On Wednesday 23 September 2009, Øyvind Harboe wrote:
> I don't know much about the hardware trace capabilities,
> but I have understood that it's effectively a trace log of
> what happened.

Various kinds of events yes, like branches, data access,
CPU state transitions and so on.  The exact events vary
between chips; and there's a *LOT* of attention spent on
how to limit the events that get recorded.  Without such
pre-filtering, there'd be too much data to use...


> Wouldn't it be neat(even useful??) if it was possible to step
> through the last N instructions?

Should be pretty trivial to configure:  save *everything* into
a circular buffer, then dump it and ignore all but the last N
instruction events.

 
> Here is what I have in mind:
> 
> - Issue a "monitor trace 100" => we want to step through the
> last 100 instructions.
> 
> - You can now issue stepi to step through each of the last
> 100 instructions.

The way it's set up now is that you set things up, then
collect the data, and finally  dump it (or save it).
There's no GDB integration.  And I don't actually know
for sure that it all works, anyway.  Yet!  :)
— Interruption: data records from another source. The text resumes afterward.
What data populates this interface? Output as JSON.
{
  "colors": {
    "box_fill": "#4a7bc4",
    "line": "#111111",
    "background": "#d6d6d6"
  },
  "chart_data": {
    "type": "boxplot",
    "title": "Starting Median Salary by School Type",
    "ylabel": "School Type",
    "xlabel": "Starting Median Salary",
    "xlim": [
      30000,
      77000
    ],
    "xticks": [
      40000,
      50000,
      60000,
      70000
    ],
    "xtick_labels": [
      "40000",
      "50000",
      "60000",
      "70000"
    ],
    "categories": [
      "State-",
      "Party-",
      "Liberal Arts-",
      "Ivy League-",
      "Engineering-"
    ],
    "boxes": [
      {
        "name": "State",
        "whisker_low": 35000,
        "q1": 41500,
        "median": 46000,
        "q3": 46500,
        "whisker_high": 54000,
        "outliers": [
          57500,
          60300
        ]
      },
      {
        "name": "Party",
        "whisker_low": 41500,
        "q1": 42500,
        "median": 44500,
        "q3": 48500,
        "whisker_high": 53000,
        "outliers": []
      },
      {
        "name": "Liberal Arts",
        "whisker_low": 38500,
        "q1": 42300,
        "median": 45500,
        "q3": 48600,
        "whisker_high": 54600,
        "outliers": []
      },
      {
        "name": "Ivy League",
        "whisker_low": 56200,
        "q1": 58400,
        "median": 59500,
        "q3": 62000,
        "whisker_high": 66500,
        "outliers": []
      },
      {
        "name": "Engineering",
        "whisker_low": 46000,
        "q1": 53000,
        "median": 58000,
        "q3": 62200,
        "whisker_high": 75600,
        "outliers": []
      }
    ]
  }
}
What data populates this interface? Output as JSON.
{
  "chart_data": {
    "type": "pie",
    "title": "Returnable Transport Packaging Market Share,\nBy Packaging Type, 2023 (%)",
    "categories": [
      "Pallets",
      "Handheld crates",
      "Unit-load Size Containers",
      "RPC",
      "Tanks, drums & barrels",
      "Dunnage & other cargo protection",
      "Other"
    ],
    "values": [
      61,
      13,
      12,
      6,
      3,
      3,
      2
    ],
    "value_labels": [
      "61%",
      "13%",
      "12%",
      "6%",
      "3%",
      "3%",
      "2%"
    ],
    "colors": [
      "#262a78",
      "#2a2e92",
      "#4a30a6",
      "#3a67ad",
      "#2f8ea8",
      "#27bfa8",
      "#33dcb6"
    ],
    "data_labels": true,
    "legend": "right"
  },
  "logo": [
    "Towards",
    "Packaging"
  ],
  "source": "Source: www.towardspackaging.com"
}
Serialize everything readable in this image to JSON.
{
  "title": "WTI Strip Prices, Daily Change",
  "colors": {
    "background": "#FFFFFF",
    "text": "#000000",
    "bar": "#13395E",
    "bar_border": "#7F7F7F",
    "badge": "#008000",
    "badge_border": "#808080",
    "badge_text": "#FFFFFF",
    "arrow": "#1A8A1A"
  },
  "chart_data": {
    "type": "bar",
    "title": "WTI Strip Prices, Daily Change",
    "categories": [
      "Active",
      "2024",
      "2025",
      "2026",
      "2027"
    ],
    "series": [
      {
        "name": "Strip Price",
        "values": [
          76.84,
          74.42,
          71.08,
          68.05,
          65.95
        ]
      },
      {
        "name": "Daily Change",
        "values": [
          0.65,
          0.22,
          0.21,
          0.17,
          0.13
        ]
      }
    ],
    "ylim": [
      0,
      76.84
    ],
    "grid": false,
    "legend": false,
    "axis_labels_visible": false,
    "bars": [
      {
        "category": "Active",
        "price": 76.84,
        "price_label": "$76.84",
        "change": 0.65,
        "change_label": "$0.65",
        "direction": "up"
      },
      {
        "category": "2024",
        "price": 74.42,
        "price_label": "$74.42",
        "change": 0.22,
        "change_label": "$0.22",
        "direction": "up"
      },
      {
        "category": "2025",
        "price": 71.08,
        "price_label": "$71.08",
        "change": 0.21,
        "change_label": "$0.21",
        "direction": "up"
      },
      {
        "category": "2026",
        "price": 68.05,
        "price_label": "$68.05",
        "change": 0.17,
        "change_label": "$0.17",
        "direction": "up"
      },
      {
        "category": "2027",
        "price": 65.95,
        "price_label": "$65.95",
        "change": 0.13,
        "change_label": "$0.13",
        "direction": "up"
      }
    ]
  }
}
There are quite a few commercial products which support
tracing; there's stuff to be learned by seeing what they
do.  I don't know that any integrate with their QEMU
analogues though ... the ones I know about seem to focus
on simulation for early development, or for providing
cycle-accurate timings in advance of tracing cycle counts
on the actual hardware.  For performance work, that is.